JPMorgan Chase resumed settlement talks with the U.S. as it was preparing to sue the bank in California federal court alleging it misrepresented the quality of mortgage-backed securities it sold from 2005 to 2007, according to a person familiar with the matter.

The government informed JPMorgan it was ready to file a complaint today in Sacramento, the person said. Shortly after, talks between the bank and Justice Department officials over a possible settlement restarted, said the person, who asked not to be identified because the matter isn't public.

JPMorgan wanted to negotiate an accord resolving mortgage- bond investigations being conducted by federal and state authorities, including probes by the U.S. attorneys in Sacramento, Philadelphia and Washington, according to another person briefed on the effort.

The bank had also tried to settle a $6 billion claim by the Federal Housing Finance Agency and an investigation by New York Attorney General Eric Schneiderman, who sued the company in October over mortgage bonds packaged by Bear Stearns Cos., which JPMorgan acquired in 2008, according to the person, who asked not to be identified because the talks are private.

The FHFA sued the bank and 17 other lenders two years ago over faulty mortgage bonds. The agency sought to recoup some of the losses taxpayers were forced to cover when the federal government took over failing mortgage-finance companies Fannie Mae and Freddie Mac in 2008. Fannie Mae and Freddie Mac, which are regulated by FHFA, have taken $187.5 billion in federal aid since then.

Joe Evangelisti, a spokesman for New York-based JPMorgan, declined to comment on settlement negotiations. Adora Andy Jenkins, a spokeswoman for the U.S. Justice Department, and Peter Garuccio, a spokesman for FHFA, also declined to comment.

U.S. prosecutors in Sacramento had commenced criminal and civil investigations into the securities backed by crisis-era loans, the bank disclosed in an August regulatory filing. Investigators already had concluded that JPMorgan violated federal securities laws stemming from its sales of securities based on loans made to high-risk borrowers and loans that didn't require documentation proving income, the bank said.

JPMorgan last week admitted to violating federal securities laws and agreed to pay about $920 million in connection with more than $6.2 billion in trading losses at its London offices. The U.S. Securities and Exchange Commission said senior managers at the bank knew in April 2012 that its chief investment office in London was using aggressive valuations that hid losses.

The U.S. Justice Department is still investigating the trading loss.

The probe of the bank's securities sales stems from the work of an Obama administration task force set up to investigate causes of the financial crisis.
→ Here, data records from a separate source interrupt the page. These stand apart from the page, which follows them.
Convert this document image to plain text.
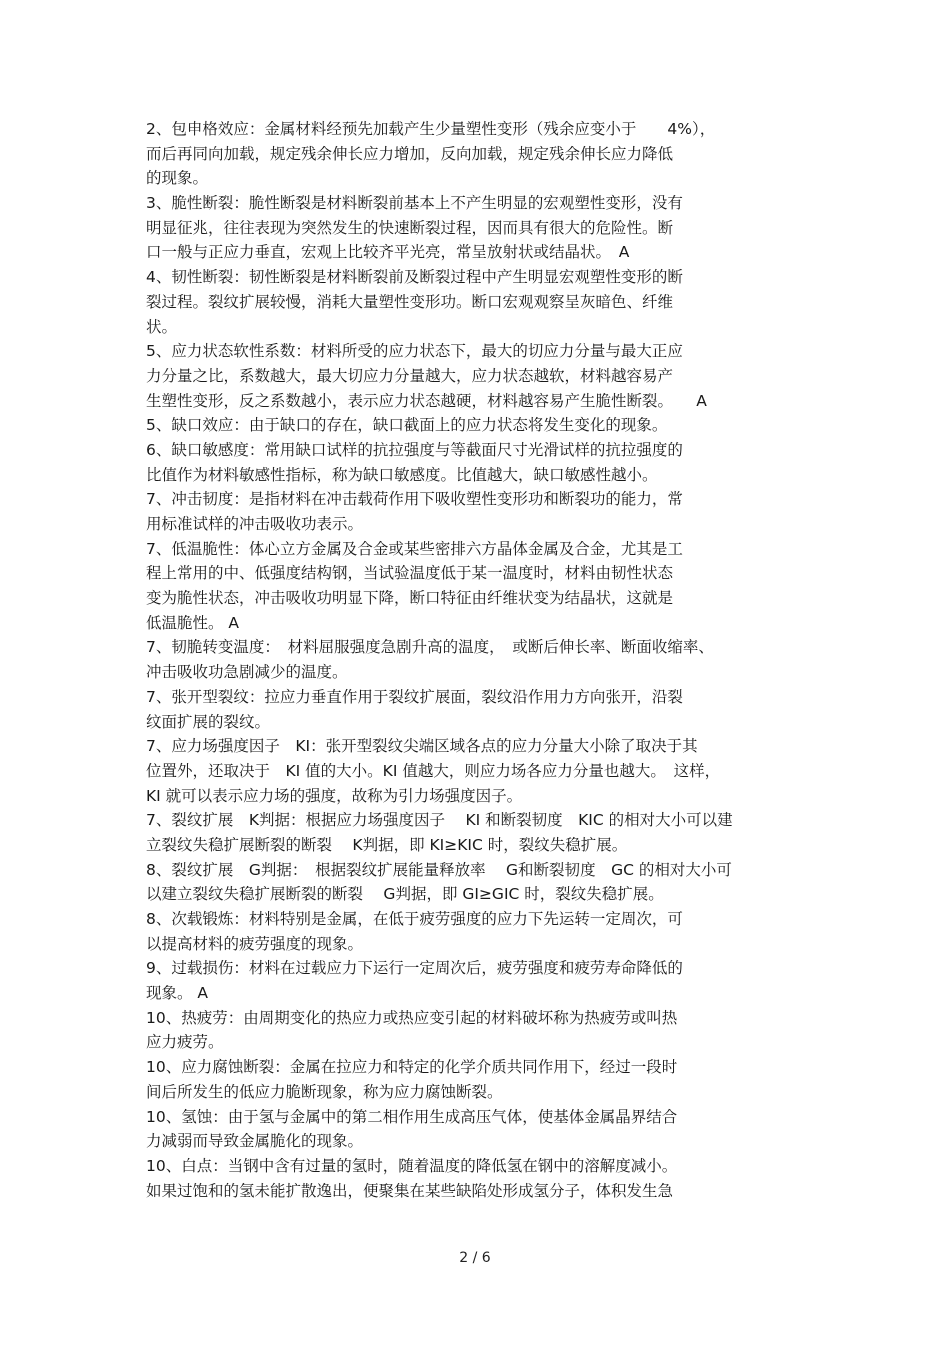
2、包申格效应：金属材料经预先加载产生少量塑性变形（残余应变小于　　4%），
而后再同向加载，规定残余伸长应力增加，反向加载，规定残余伸长应力降低
的现象。
3、脆性断裂：脆性断裂是材料断裂前基本上不产生明显的宏观塑性变形，没有
明显征兆，往往表现为突然发生的快速断裂过程，因而具有很大的危险性。断
口一般与正应力垂直，宏观上比较齐平光亮，常呈放射状或结晶状。　A
4、韧性断裂：韧性断裂是材料断裂前及断裂过程中产生明显宏观塑性变形的断
裂过程。裂纹扩展较慢，消耗大量塑性变形功。断口宏观观察呈灰暗色、纤维
状。
5、应力状态软性系数：材料所受的应力状态下，最大的切应力分量与最大正应
力分量之比，系数越大，最大切应力分量越大，应力状态越软，材料越容易产
生塑性变形，反之系数越小，表示应力状态越硬，材料越容易产生脆性断裂。　　A
5、缺口效应：由于缺口的存在，缺口截面上的应力状态将发生变化的现象。
6、缺口敏感度：常用缺口试样的抗拉强度与等截面尺寸光滑试样的抗拉强度的
比值作为材料敏感性指标，称为缺口敏感度。比值越大，缺口敏感性越小。
7、冲击韧度：是指材料在冲击载荷作用下吸收塑性变形功和断裂功的能力，常
用标准试样的冲击吸收功表示。
7、低温脆性：体心立方金属及合金或某些密排六方晶体金属及合金，尤其是工
程上常用的中、低强度结构钢，当试验温度低于某一温度时，材料由韧性状态
变为脆性状态，冲击吸收功明显下降，断口特征由纤维状变为结晶状，这就是
低温脆性。 A
7、韧脆转变温度：　材料屈服强度急剧升高的温度，　或断后伸长率、断面收缩率、
冲击吸收功急剧减少的温度。
7、张开型裂纹：拉应力垂直作用于裂纹扩展面，裂纹沿作用力方向张开，沿裂
纹面扩展的裂纹。
7、应力场强度因子　KI：张开型裂纹尖端区域各点的应力分量大小除了取决于其
位置外，还取决于　KI 值的大小。KI 值越大，则应力场各应力分量也越大。　这样，
KI 就可以表示应力场的强度，故称为引力场强度因子。
7、裂纹扩展　K判据：根据应力场强度因子　 KI 和断裂韧度　KIC 的相对大小可以建
立裂纹失稳扩展断裂的断裂　 K判据，即 KI≥KIC 时，裂纹失稳扩展。
8、裂纹扩展　G判据：　根据裂纹扩展能量释放率　 G和断裂韧度　GC 的相对大小可
以建立裂纹失稳扩展断裂的断裂　 G判据，即 GI≥GIC 时，裂纹失稳扩展。
8、次载锻炼：材料特别是金属，在低于疲劳强度的应力下先运转一定周次，可
以提高材料的疲劳强度的现象。
9、过载损伤：材料在过载应力下运行一定周次后，疲劳强度和疲劳寿命降低的
现象。 A
10、热疲劳：由周期变化的热应力或热应变引起的材料破坏称为热疲劳或叫热
应力疲劳。
10、应力腐蚀断裂：金属在拉应力和特定的化学介质共同作用下，经过一段时
间后所发生的低应力脆断现象，称为应力腐蚀断裂。
10、氢蚀：由于氢与金属中的第二相作用生成高压气体，使基体金属晶界结合
力减弱而导致金属脆化的现象。
10、白点：当钢中含有过量的氢时，随着温度的降低氢在钢中的溶解度减小。
如果过饱和的氢未能扩散逸出，便聚集在某些缺陷处形成氢分子，体积发生急
2 / 6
The group includes U.S. Attorney Ben Wagner in Sacramento and Schneiderman.

In the Bear Stearns complaint, Schneiderman alleged that investors were deceived about defective loans backing securities they bought.

The bank also faces lawsuits by the Federal Home Loan Bank of Pittsburgh and other buyers of the mortgage-backed securities it sold.
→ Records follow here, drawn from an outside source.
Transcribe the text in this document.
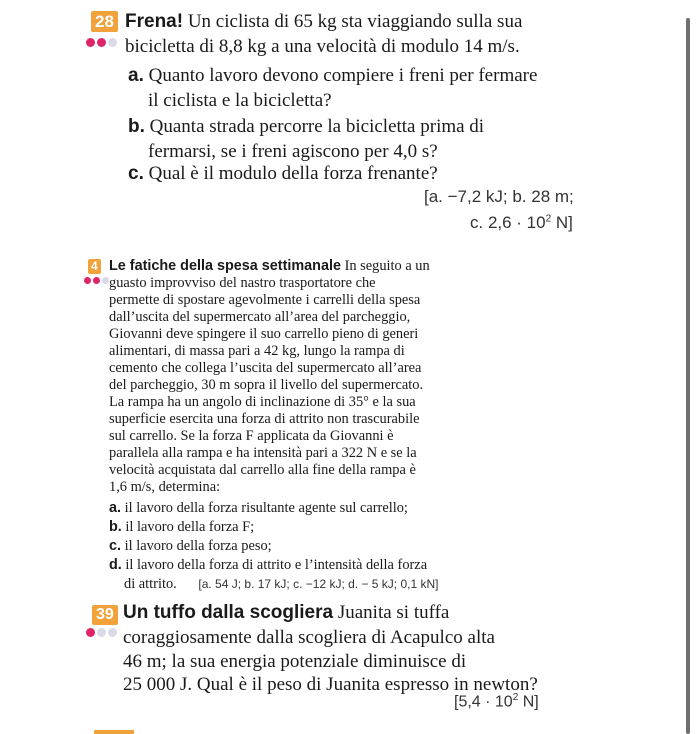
28 Frena! Un ciclista di 65 kg sta viaggiando sulla sua
bicicletta di 8,8 kg a una velocità di modulo 14 m/s.
a. Quanto lavoro devono compiere i freni per fermare
il ciclista e la bicicletta?
b. Quanta strada percorre la bicicletta prima di
fermarsi, se i freni agiscono per 4,0 s?
c. Qual è il modulo della forza frenante?
[a. −7,2 kJ; b. 28 m;
c. $2,6 \cdot 10^2$ N]
4 Le fatiche della spesa settimanale In seguito a un
guasto improvviso del nastro trasportatore che
permette di spostare agevolmente i carrelli della spesa
dall’uscita del supermercato all’area del parcheggio,
Giovanni deve spingere il suo carrello pieno di generi
alimentari, di massa pari a 42 kg, lungo la rampa di
cemento che collega l’uscita del supermercato all’area
del parcheggio, 30 m sopra il livello del supermercato.
La rampa ha un angolo di inclinazione di 35° e la sua
superficie esercita una forza di attrito non trascurabile
sul carrello. Se la forza F applicata da Giovanni è
parallela alla rampa e ha intensità pari a 322 N e se la
velocità acquistata dal carrello alla fine della rampa è
1,6 m/s, determina:
a. il lavoro della forza risultante agente sul carrello;
b. il lavoro della forza F;
c. il lavoro della forza peso;
d. il lavoro della forza di attrito e l’intensità della forza
di attrito. [a. 54 J; b. 17 kJ; c. −12 kJ; d. − 5 kJ; 0,1 kN]
39 Un tuffo dalla scogliera Juanita si tuffa
coraggiosamente dalla scogliera di Acapulco alta
46 m; la sua energia potenziale diminuisce di
25 000 J. Qual è il peso di Juanita espresso in newton?
[$5,4 \cdot 10^2$ N]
The U.S. is investigating JPMorgan under the Financial Institutions Reform Recovery and Enforcement Act, according to another person. FIRREA allows the Justice Department to pursue civil remedies.

The California probe is focused on loans and mortgage- backed securities put together by JPMorgan itself, not the ones acquired when the company bought Bear Stearns's and Washington Mutual Inc.'s banking operations in 2008, according to a person briefed on the matter.